Holzkasten, Walzen, Drähte, ausrangierte Computertastatur, fertig: eine Enigma-Maschine

(Foto: picture-alliance / dpa)

Im 20. Jahrhundert ergaben sich durch die rasante Weiterentwicklung der elektromechanischen Technik völlig neue Möglichkeiten für die Kryptografie. Um das Jahr 1920 herum entwickelten mehrere Erfinder unabhängig voneinander Rotor-Chiffriermaschinen – gewissermaßen Schreibmaschinen, in deren Innern drehbare Walzen und Kabel dafür sorgten, dass der eingegebene Text in Echtzeit verschlüsselt wurde. Je besser eine Maschine war, desto mehr Walzen hatte sie, und desto komplexere Unregelmäßigkeiten ließen sich einstellen, um eine Entschlüsselung zu erschweren.

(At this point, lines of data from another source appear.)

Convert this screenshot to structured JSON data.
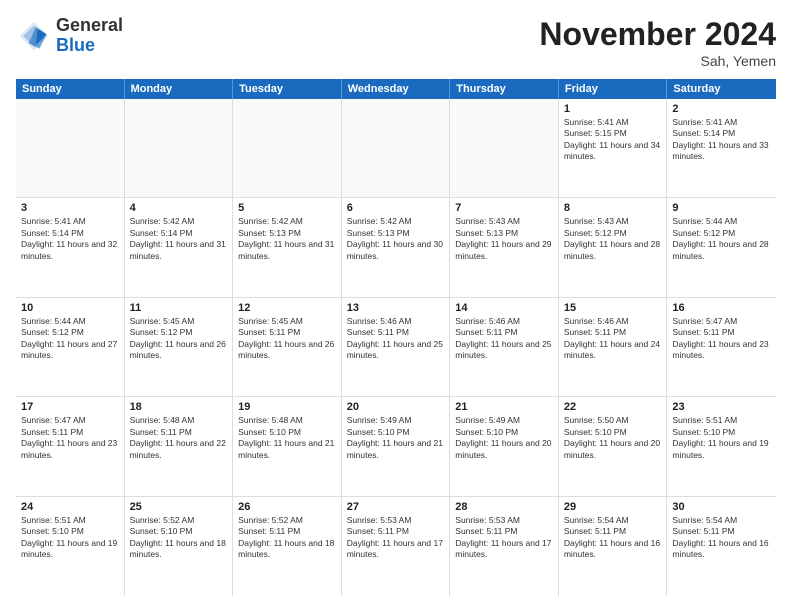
{
  "logo": {
    "general": "General",
    "blue": "Blue"
  },
  "header": {
    "month": "November 2024",
    "location": "Sah, Yemen"
  },
  "weekdays": [
    "Sunday",
    "Monday",
    "Tuesday",
    "Wednesday",
    "Thursday",
    "Friday",
    "Saturday"
  ],
  "rows": [
    [
      {
        "day": "",
        "text": ""
      },
      {
        "day": "",
        "text": ""
      },
      {
        "day": "",
        "text": ""
      },
      {
        "day": "",
        "text": ""
      },
      {
        "day": "",
        "text": ""
      },
      {
        "day": "1",
        "text": "Sunrise: 5:41 AM\nSunset: 5:15 PM\nDaylight: 11 hours and 34 minutes."
      },
      {
        "day": "2",
        "text": "Sunrise: 5:41 AM\nSunset: 5:14 PM\nDaylight: 11 hours and 33 minutes."
      }
    ],
    [
      {
        "day": "3",
        "text": "Sunrise: 5:41 AM\nSunset: 5:14 PM\nDaylight: 11 hours and 32 minutes."
      },
      {
        "day": "4",
        "text": "Sunrise: 5:42 AM\nSunset: 5:14 PM\nDaylight: 11 hours and 31 minutes."
      },
      {
        "day": "5",
        "text": "Sunrise: 5:42 AM\nSunset: 5:13 PM\nDaylight: 11 hours and 31 minutes."
      },
      {
        "day": "6",
        "text": "Sunrise: 5:42 AM\nSunset: 5:13 PM\nDaylight: 11 hours and 30 minutes."
      },
      {
        "day": "7",
        "text": "Sunrise: 5:43 AM\nSunset: 5:13 PM\nDaylight: 11 hours and 29 minutes."
      },
      {
        "day": "8",
        "text": "Sunrise: 5:43 AM\nSunset: 5:12 PM\nDaylight: 11 hours and 28 minutes."
      },
      {
        "day": "9",
        "text": "Sunrise: 5:44 AM\nSunset: 5:12 PM\nDaylight: 11 hours and 28 minutes."
      }
    ],
    [
      {
        "day": "10",
        "text": "Sunrise: 5:44 AM\nSunset: 5:12 PM\nDaylight: 11 hours and 27 minutes."
      },
      {
        "day": "11",
        "text": "Sunrise: 5:45 AM\nSunset: 5:12 PM\nDaylight: 11 hours and 26 minutes."
      },
      {
        "day": "12",
        "text": "Sunrise: 5:45 AM\nSunset: 5:11 PM\nDaylight: 11 hours and 26 minutes."
      },
      {
        "day": "13",
        "text": "Sunrise: 5:46 AM\nSunset: 5:11 PM\nDaylight: 11 hours and 25 minutes."
      },
      {
        "day": "14",
        "text": "Sunrise: 5:46 AM\nSunset: 5:11 PM\nDaylight: 11 hours and 25 minutes."
      },
      {
        "day": "15",
        "text": "Sunrise: 5:46 AM\nSunset: 5:11 PM\nDaylight: 11 hours and 24 minutes."
      },
      {
        "day": "16",
        "text": "Sunrise: 5:47 AM\nSunset: 5:11 PM\nDaylight: 11 hours and 23 minutes."
      }
    ],
    [
      {
        "day": "17",
        "text": "Sunrise: 5:47 AM\nSunset: 5:11 PM\nDaylight: 11 hours and 23 minutes."
      },
      {
        "day": "18",
        "text": "Sunrise: 5:48 AM\nSunset: 5:11 PM\nDaylight: 11 hours and 22 minutes."
      },
      {
        "day": "19",
        "text": "Sunrise: 5:48 AM\nSunset: 5:10 PM\nDaylight: 11 hours and 21 minutes."
      },
      {
        "day": "20",
        "text": "Sunrise: 5:49 AM\nSunset: 5:10 PM\nDaylight: 11 hours and 21 minutes."
      },
      {
        "day": "21",
        "text": "Sunrise: 5:49 AM\nSunset: 5:10 PM\nDaylight: 11 hours and 20 minutes."
      },
      {
        "day": "22",
        "text": "Sunrise: 5:50 AM\nSunset: 5:10 PM\nDaylight: 11 hours and 20 minutes."
      },
      {
        "day": "23",
        "text": "Sunrise: 5:51 AM\nSunset: 5:10 PM\nDaylight: 11 hours and 19 minutes."
      }
    ],
    [
      {
        "day": "24",
        "text": "Sunrise: 5:51 AM\nSunset: 5:10 PM\nDaylight: 11 hours and 19 minutes."
      },
      {
        "day": "25",
        "text": "Sunrise: 5:52 AM\nSunset: 5:10 PM\nDaylight: 11 hours and 18 minutes."
      },
      {
        "day": "26",
        "text": "Sunrise: 5:52 AM\nSunset: 5:11 PM\nDaylight: 11 hours and 18 minutes."
      },
      {
        "day": "27",
        "text": "Sunrise: 5:53 AM\nSunset: 5:11 PM\nDaylight: 11 hours and 17 minutes."
      },
      {
        "day": "28",
        "text": "Sunrise: 5:53 AM\nSunset: 5:11 PM\nDaylight: 11 hours and 17 minutes."
      },
      {
        "day": "29",
        "text": "Sunrise: 5:54 AM\nSunset: 5:11 PM\nDaylight: 11 hours and 16 minutes."
      },
      {
        "day": "30",
        "text": "Sunrise: 5:54 AM\nSunset: 5:11 PM\nDaylight: 11 hours and 16 minutes."
      }
    ]
  ]
}
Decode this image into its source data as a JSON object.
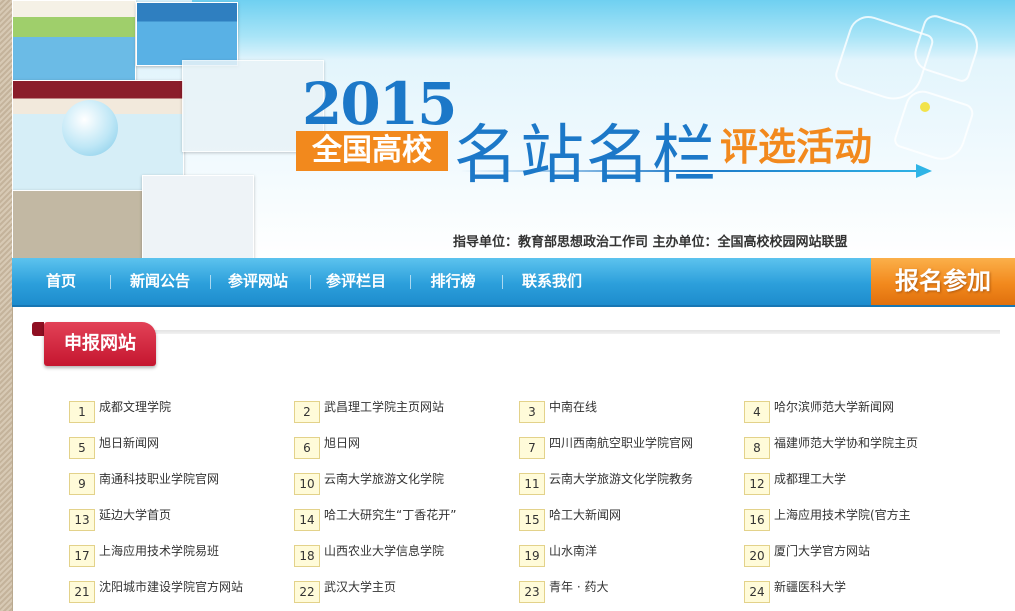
{
  "banner": {
    "year": "2015",
    "badge": "全国高校",
    "title": "名站名栏",
    "subtitle": "评选活动",
    "sponsor_line": "指导单位：教育部思想政治工作司   主办单位：全国高校校园网站联盟"
  },
  "nav": {
    "items": [
      {
        "label": "首页"
      },
      {
        "label": "新闻公告"
      },
      {
        "label": "参评网站"
      },
      {
        "label": "参评栏目"
      },
      {
        "label": "排行榜"
      },
      {
        "label": "联系我们"
      }
    ],
    "signup_label": "报名参加"
  },
  "section": {
    "title": "申报网站"
  },
  "sites": [
    {
      "num": "1",
      "name": "成都文理学院"
    },
    {
      "num": "2",
      "name": "武昌理工学院主页网站"
    },
    {
      "num": "3",
      "name": "中南在线"
    },
    {
      "num": "4",
      "name": "哈尔滨师范大学新闻网"
    },
    {
      "num": "5",
      "name": "旭日新闻网"
    },
    {
      "num": "6",
      "name": "旭日网"
    },
    {
      "num": "7",
      "name": "四川西南航空职业学院官网"
    },
    {
      "num": "8",
      "name": "福建师范大学协和学院主页"
    },
    {
      "num": "9",
      "name": "南通科技职业学院官网"
    },
    {
      "num": "10",
      "name": "云南大学旅游文化学院"
    },
    {
      "num": "11",
      "name": "云南大学旅游文化学院教务"
    },
    {
      "num": "12",
      "name": "成都理工大学"
    },
    {
      "num": "13",
      "name": "延边大学首页"
    },
    {
      "num": "14",
      "name": "哈工大研究生“丁香花开”"
    },
    {
      "num": "15",
      "name": "哈工大新闻网"
    },
    {
      "num": "16",
      "name": "上海应用技术学院(官方主"
    },
    {
      "num": "17",
      "name": "上海应用技术学院易班"
    },
    {
      "num": "18",
      "name": "山西农业大学信息学院"
    },
    {
      "num": "19",
      "name": "山水南洋"
    },
    {
      "num": "20",
      "name": "厦门大学官方网站"
    },
    {
      "num": "21",
      "name": "沈阳城市建设学院官方网站"
    },
    {
      "num": "22",
      "name": "武汉大学主页"
    },
    {
      "num": "23",
      "name": "青年 · 药大"
    },
    {
      "num": "24",
      "name": "新疆医科大学"
    }
  ],
  "colors": {
    "nav_blue": "#2c9fdb",
    "accent_orange": "#f2891d",
    "title_blue": "#1c78c8",
    "section_red": "#c5162f"
  }
}
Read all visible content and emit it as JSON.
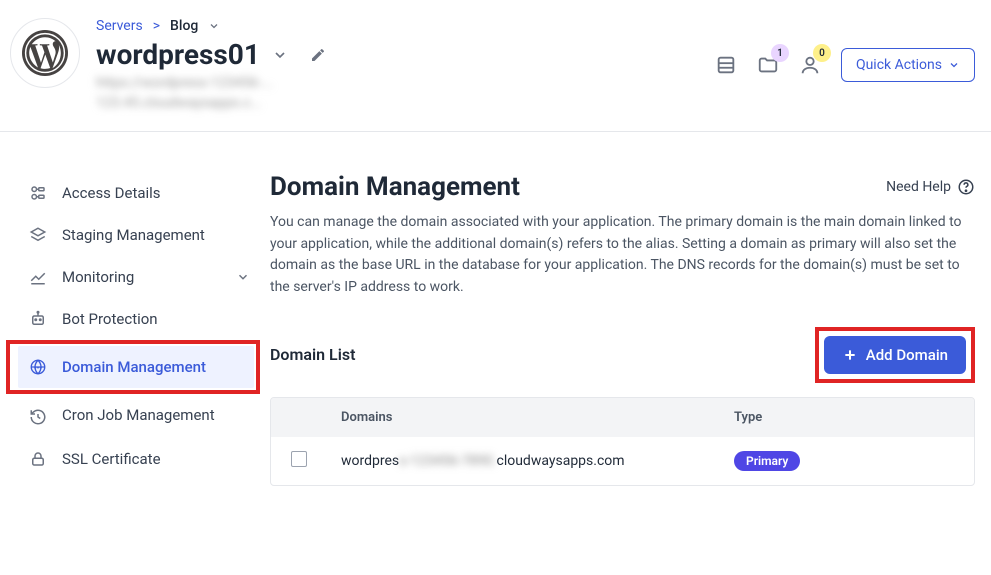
{
  "header": {
    "breadcrumb": {
      "servers": "Servers",
      "sep": ">",
      "current": "Blog"
    },
    "app_title": "wordpress01",
    "blurred_line1": "https://wordpress-123456-...",
    "blurred_line2": "123.45.cloudwaysapps.c...",
    "folder_badge": "1",
    "user_badge": "0",
    "quick_actions": "Quick Actions"
  },
  "sidebar": {
    "items": [
      {
        "label": "Access Details"
      },
      {
        "label": "Staging Management"
      },
      {
        "label": "Monitoring"
      },
      {
        "label": "Bot Protection"
      },
      {
        "label": "Domain Management"
      },
      {
        "label": "Cron Job Management"
      },
      {
        "label": "SSL Certificate"
      }
    ]
  },
  "main": {
    "title": "Domain Management",
    "need_help": "Need Help",
    "description": "You can manage the domain associated with your application. The primary domain is the main domain linked to your application, while the additional domain(s) refers to the alias. Setting a domain as primary will also set the domain as the base URL in the database for your application. The DNS records for the domain(s) must be set to the server's IP address to work.",
    "list_title": "Domain List",
    "add_domain": "Add Domain",
    "table": {
      "col_domains": "Domains",
      "col_type": "Type",
      "row1": {
        "domain_prefix": "wordpres",
        "domain_blur": "s-123456-7890.",
        "domain_suffix": "cloudwaysapps.com",
        "type_badge": "Primary"
      }
    }
  }
}
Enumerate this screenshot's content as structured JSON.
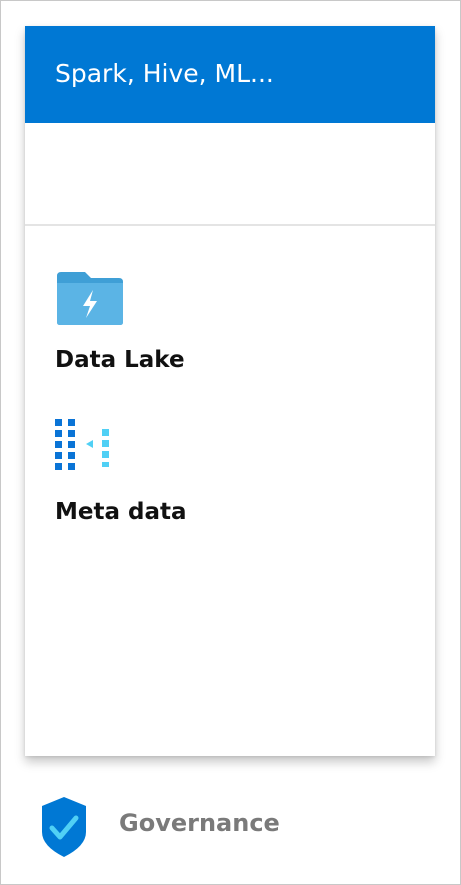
{
  "card": {
    "title": "Spark, Hive, ML...",
    "items": [
      {
        "label": "Data Lake",
        "icon": "data-lake-folder-icon"
      },
      {
        "label": "Meta data",
        "icon": "metadata-grid-icon"
      }
    ]
  },
  "footer": {
    "label": "Governance",
    "icon": "shield-check-icon"
  },
  "colors": {
    "header": "#0078d4",
    "folder": "#5bb4e5",
    "metadata_dark": "#0a74d6",
    "metadata_light": "#50d0f5",
    "shield": "#0078d4",
    "check": "#50d0f5"
  }
}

Die deutsche Variante hieß „Enigma“ und spielte eine wichtige Rolle im Zweiten Weltkrieg. Obwohl sie – je nach Modell – bis zu 160 Trillionen Möglichkeiten der Verschlüsselung bot, gelang es dem britischen Geheimdienst, die Enigma-Codes zu knacken. Möglich wurde das durch riesige Maschinen, sogenannte Turing-Bomben, und den Einsatz von Tausenden Menschen.

Über 2,5 Millionen deutsche Funksprüche wurden so abgefangen. Der Zweite Weltkrieg wurde durch die Arbeit der Kryptoanalytiker vielleicht nicht unbedingt entschieden – aber mit ziemlicher Sicherheit deutlich verkürzt.